Griffin is the principal investigator on a variety of grants from the National Institutes of Health, the Bill & Melinda Gates Foundation and the Dana Foundation. Her research focuses on how viruses cause disease, especially alpha-viruses, acute encephalitis and measles. Alpha-viruses are transmitted by mosquitoes and cause encephalitis in mammals and birds. She has identified determinants of virus virulence and mechanisms of non-cytolytic clearance of virus from infected neurons. Her studies of measles are focused on identification of the mechanisms of virus-induced immuno-suppression in the context of virus clearance. Griffin’s vaccine studies are defining the basis for atypical measles, and a new vaccine that can induce protective immunity in infants under the age of 6 months is under development.

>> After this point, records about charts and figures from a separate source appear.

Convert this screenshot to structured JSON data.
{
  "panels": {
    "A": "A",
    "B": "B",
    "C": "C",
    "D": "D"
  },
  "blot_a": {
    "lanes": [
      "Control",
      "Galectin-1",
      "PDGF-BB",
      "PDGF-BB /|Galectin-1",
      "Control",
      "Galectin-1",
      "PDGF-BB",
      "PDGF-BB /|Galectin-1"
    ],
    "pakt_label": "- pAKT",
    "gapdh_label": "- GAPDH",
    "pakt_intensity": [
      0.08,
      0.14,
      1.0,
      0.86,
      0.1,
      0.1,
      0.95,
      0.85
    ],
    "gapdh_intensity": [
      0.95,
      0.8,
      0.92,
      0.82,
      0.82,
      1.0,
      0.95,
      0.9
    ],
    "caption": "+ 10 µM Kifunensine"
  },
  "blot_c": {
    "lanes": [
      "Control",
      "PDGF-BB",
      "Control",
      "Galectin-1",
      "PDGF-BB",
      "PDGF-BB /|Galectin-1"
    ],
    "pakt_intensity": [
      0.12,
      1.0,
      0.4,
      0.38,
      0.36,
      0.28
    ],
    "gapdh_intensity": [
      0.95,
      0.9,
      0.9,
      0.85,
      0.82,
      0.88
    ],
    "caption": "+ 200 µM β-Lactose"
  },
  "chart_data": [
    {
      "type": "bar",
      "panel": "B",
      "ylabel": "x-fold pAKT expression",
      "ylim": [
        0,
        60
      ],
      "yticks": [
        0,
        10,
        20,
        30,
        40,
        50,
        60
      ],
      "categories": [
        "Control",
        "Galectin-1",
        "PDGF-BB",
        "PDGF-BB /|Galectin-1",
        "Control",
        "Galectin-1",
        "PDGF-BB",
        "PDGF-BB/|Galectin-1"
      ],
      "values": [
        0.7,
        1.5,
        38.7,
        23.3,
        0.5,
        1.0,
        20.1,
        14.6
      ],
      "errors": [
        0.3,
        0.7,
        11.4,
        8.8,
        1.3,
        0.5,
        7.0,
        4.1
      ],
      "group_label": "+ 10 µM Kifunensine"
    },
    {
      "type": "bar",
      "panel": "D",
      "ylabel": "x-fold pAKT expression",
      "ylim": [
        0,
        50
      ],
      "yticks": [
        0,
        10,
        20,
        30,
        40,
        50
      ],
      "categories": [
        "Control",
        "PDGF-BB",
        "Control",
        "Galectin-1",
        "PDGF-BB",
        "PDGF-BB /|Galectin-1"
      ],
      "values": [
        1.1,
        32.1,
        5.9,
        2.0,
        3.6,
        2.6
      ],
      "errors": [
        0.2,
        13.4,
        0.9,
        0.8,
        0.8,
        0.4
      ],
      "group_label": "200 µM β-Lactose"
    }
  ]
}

She is the author or co-author of more than 300 scholarly papers and articles, and is the past president of the American Society for Virology, the Association of Medical School Microbiology Chairs and the American Society for Microbiology. She is also a member of the National Academy of Sciences, the American Academy of Microbiology and the Institute of Medicine.

Since 1985, the Maryland Women's Hall of Fame has honored Maryland women who have made unique and lasting contributions to the economic, political, cultural and social life of the state. The Hall of Fame was established by the Maryland Commission for Women and the Women Legislators of Maryland to provide visible models of achievement for tomorrow's female leaders.

In addition to Griffin, other Bloomberg School faculty inducted into the Maryland Women’s Hall of Fame include Rita Colwell, Edyth Schoenrich and Susan Baker.